Apparently that's John Lackey's strategy, as the longtime Los Angeles Angels ace swapped coasts Monday, agreeing to a deal worth slightly more than the $82.5 million, five-year contract A.J. Burnett signed with the New York Yankees last winter, reports ESPN.com's Jayson Stark. That's right, Lackey left the Angels, who won only one of four playoff series between his former and new teams in the decade, to head to the Red Sox, who won the other three.
One immediate benefit: Lackey no longer has to play the leading role. With Josh Beckett and Jon Lester around, Lackey might rate only the No. 3 starter in a suddenly deep Red Sox rotation. Fantasy owners sometimes think that results in a boost in a pitcher's win total, since he'll be matched up with fewer opponents' No. 1 starters. They're wrong -- after the first turn of a team's rotation, off days, skipped spots and postponements can throw the order off, making it as likely a staff ace will be matched up with a No. 5 starter as with a fellow ace. As such, don't put any stock in rotation slots.
Lackey's critics might point out that he has a 2-6 record, 5.43 ERA and 1.62 WHIP in 11 career starts at Fenway Park (postseason included), but keep in mind those numbers might have been just as much a product of the loaded offenses he was facing as the ballpark itself. Fenway might have ranked a top-10 hitters' park for much of the decade, compared to a middling-to-low ranking for Angel Stadium, but Fenway also hasn't been a homer haven in recent seasons, or at least no more so than Lackey's former home. At the worst, Lackey's ERA might see an uptick closer to the 4.00 mark, his WHIP to near 1.30, but if healthy for 30-plus starts, he could be a 15-game winner who averages better than seven strikeouts per nine innings.

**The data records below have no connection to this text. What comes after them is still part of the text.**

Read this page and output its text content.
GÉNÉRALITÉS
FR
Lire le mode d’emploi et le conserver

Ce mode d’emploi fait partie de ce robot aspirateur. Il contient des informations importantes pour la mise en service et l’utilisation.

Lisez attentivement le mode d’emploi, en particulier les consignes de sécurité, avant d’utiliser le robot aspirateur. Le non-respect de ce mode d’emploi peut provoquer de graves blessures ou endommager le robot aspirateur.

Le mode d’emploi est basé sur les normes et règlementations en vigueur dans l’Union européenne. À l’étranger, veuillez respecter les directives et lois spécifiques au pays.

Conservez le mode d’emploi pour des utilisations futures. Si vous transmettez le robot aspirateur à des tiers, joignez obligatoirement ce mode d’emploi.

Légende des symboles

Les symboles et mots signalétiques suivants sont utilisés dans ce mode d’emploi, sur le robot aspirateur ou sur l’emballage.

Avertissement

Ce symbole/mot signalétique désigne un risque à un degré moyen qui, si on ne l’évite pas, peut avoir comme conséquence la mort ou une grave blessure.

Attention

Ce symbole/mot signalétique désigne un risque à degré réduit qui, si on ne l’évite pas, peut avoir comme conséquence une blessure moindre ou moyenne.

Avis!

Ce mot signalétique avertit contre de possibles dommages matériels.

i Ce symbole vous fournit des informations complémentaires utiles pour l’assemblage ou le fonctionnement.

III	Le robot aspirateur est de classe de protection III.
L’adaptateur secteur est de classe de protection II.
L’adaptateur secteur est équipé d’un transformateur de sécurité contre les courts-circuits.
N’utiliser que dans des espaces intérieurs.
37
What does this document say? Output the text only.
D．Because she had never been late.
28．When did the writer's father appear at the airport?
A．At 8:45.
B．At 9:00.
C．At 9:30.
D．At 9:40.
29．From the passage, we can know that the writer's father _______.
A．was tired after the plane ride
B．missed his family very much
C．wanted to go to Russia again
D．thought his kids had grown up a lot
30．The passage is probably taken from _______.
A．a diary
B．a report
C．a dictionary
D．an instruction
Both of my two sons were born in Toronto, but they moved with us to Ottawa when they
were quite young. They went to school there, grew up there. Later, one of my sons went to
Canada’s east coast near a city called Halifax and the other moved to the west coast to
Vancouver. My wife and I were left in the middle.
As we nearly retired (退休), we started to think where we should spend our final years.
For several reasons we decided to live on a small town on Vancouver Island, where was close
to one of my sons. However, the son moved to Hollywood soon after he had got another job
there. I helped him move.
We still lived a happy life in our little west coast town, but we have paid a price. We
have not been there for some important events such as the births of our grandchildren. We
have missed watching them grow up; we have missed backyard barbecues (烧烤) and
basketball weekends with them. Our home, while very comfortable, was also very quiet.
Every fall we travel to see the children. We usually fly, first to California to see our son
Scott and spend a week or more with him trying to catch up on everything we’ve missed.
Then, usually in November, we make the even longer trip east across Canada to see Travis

There's that key phrase, though: If healthy. If there's any knock on Lackey, it's the elbow troubles that cost him stints on the disabled list to begin each of the past two seasons. He did make 24 and 27 starts, respectively, in those two years and showed no regression in his command ratios, but the Angels did occasionally work him hard, such as a 20-start span at one point in 2009 when he averaged 111.2 pitches per start and topped 120 pitches 12 times. Not that fantasy owners should expect Lackey's 2010 to come crashing down for health reasons, but he's no guarantee to make 33-plus starts unscathed, either. That is actually the primary reason he won't -- and shouldn't -- be drafted among the top 20 starters.
Consider Lackey more of a top-25 starting pitching candidate, meaning if he's taken earlier than the eighth or ninth round, he's being overdrafted due to name value.